A Brazilian-inspired seafood casserole with creamy coconut sauce, coriander garnish and plenty of sunshine spice.


  • About 700g of fish/shellfish of your choice
  • 3 cloves garlic (chopped)
  • 4 tbsp lime or lemon juice
  • 2 tbsp Olive oil
  • 2 onions (chopped)
  • 4 peppers (sliced)
  • 4 spring onions (chopped)
  • 400g tin of chopped tomatoes
  • 400g tin of coconut milk
  • 1 tbsp paprika
  • 1 tbsp cumin
  • 1 tbsp chilli flakes
  • a large bunch of fresh coriander (chopped)
  • salt and freshly ground black pepper (to taste)
  • crusty french bloomer to serve


  1. Chop the garlic, onions and spring onions.
  2. Slice the peppers.
  3. In a large bowl, mix your seafood with the crushed garlic, lime juice, cumin, paprika.
  4. Season with salt and pepper.
  5. Make sure the seafood is well coated and leave to marinade for at least 20 minutes.
  6. Heat the olive oil in a large pan, add the onion then cook for a few minutes until softened.
  7. Add the sliced peppers and chilli flakes then season to taste.
  8. Cook for a few minutes until the peppers soften.
  9. Stir in the chopped tomatoes and spring onions then bring to a simmer.
  10. Cook for about 5 minutes before adding the coriander.
  11. Now remove roughly half of the vegetables from the pan and set aside in a bowl.

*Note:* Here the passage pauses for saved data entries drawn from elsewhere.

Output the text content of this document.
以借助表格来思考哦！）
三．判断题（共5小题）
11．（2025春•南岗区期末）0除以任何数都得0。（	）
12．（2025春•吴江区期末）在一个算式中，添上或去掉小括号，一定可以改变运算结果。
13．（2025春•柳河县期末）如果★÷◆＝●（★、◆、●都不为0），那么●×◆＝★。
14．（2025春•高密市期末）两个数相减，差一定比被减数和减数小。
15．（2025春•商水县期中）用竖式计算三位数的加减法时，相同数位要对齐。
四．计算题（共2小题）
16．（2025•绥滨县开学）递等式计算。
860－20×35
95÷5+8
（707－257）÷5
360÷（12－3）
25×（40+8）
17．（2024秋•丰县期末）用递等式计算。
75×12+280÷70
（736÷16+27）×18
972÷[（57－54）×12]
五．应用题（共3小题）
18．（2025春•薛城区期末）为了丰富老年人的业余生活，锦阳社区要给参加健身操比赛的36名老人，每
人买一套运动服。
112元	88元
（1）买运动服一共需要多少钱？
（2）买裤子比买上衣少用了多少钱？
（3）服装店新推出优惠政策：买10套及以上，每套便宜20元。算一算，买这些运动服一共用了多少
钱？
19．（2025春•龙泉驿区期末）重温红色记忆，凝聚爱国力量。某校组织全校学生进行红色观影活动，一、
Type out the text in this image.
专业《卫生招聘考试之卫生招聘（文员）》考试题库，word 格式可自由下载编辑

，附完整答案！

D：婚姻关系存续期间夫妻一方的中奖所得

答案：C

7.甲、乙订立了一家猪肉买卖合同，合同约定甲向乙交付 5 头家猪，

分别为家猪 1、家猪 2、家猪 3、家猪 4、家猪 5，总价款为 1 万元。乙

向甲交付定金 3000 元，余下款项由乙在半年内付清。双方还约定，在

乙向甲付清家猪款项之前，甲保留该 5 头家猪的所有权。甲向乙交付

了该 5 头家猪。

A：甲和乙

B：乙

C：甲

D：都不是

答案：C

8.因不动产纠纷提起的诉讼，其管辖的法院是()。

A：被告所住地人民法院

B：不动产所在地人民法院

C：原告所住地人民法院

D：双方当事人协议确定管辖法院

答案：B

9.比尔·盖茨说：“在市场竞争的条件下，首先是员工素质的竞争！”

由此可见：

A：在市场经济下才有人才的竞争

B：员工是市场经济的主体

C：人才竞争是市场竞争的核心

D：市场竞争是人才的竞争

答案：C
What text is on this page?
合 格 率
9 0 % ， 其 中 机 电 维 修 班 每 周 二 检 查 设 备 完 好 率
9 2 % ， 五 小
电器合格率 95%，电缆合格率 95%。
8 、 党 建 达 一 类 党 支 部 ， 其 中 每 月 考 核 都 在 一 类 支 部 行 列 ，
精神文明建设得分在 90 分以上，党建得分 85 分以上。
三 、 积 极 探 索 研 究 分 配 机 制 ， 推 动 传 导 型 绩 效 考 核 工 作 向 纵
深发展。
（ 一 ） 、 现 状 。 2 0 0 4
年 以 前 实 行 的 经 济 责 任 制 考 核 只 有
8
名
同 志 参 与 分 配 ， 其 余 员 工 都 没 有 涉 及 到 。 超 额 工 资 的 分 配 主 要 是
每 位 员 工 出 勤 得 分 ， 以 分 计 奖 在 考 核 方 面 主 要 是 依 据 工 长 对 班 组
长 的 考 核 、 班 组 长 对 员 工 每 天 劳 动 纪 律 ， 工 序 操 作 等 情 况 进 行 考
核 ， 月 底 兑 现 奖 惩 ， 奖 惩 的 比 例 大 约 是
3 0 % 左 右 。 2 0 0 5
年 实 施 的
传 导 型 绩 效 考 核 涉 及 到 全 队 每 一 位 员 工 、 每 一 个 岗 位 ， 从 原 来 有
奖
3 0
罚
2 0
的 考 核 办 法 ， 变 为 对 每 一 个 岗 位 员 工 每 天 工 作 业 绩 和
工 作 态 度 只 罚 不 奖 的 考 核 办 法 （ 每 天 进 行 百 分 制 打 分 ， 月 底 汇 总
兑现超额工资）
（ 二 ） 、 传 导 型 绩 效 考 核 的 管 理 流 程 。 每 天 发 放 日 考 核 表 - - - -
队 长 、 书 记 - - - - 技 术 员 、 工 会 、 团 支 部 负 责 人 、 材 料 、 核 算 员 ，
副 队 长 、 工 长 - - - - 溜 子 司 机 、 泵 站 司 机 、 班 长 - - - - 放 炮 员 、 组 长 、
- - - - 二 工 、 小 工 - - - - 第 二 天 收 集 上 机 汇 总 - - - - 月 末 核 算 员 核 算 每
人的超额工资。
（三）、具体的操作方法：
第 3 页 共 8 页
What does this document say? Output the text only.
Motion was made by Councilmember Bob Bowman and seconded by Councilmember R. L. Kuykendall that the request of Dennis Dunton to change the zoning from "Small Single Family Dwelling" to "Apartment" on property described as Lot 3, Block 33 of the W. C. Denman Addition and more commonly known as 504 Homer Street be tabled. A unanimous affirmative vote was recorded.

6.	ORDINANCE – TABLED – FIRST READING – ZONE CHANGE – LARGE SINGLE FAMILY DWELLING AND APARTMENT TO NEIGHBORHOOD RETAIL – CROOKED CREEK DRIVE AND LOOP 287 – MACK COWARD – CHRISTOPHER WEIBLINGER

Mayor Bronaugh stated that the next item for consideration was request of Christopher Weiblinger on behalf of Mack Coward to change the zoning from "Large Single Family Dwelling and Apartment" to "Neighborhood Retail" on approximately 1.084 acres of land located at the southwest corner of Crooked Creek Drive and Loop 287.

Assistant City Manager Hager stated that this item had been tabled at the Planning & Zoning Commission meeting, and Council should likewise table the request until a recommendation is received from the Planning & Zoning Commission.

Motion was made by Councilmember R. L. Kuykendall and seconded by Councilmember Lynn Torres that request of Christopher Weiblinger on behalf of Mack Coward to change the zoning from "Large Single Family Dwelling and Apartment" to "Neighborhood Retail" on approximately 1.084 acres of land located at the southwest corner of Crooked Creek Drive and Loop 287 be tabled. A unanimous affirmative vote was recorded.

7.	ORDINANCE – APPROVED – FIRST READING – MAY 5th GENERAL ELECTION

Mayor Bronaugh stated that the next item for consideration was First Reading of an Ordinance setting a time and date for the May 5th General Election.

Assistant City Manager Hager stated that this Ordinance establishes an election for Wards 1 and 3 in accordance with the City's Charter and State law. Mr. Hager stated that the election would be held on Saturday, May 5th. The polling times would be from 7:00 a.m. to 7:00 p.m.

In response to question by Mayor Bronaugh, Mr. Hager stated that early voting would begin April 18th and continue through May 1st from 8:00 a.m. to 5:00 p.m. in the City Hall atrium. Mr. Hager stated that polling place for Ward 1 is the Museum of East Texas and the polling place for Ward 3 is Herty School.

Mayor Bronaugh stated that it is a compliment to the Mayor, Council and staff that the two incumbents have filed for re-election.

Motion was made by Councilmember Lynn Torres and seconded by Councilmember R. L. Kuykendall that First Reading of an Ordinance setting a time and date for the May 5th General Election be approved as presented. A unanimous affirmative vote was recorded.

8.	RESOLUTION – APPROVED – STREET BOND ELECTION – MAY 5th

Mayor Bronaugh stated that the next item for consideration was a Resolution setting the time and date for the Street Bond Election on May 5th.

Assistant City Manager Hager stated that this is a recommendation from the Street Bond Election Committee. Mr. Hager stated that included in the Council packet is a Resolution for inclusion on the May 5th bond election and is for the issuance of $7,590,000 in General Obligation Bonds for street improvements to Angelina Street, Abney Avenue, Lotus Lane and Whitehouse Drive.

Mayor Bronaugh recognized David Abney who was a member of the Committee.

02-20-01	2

  12. Spread the remaining vegetables over the bottom of the pan to create a bed for the fish.
  13. Place the marinated seafood in the pan, on top of the vegetables, and season with salt and pepper.
  14. Add the remaining vegetables back to the pan, making sure to cover all of the seafood.
  15. Pour the coconut milk over the fish and vegetables, then simmer for about 15 minutes.
  16. Add more seasoning to taste. (You might want to add more lime, paprika, chilli flakes or salt and pepper if required)
  17. To finish, garnish with coriander and serve with crusty bread.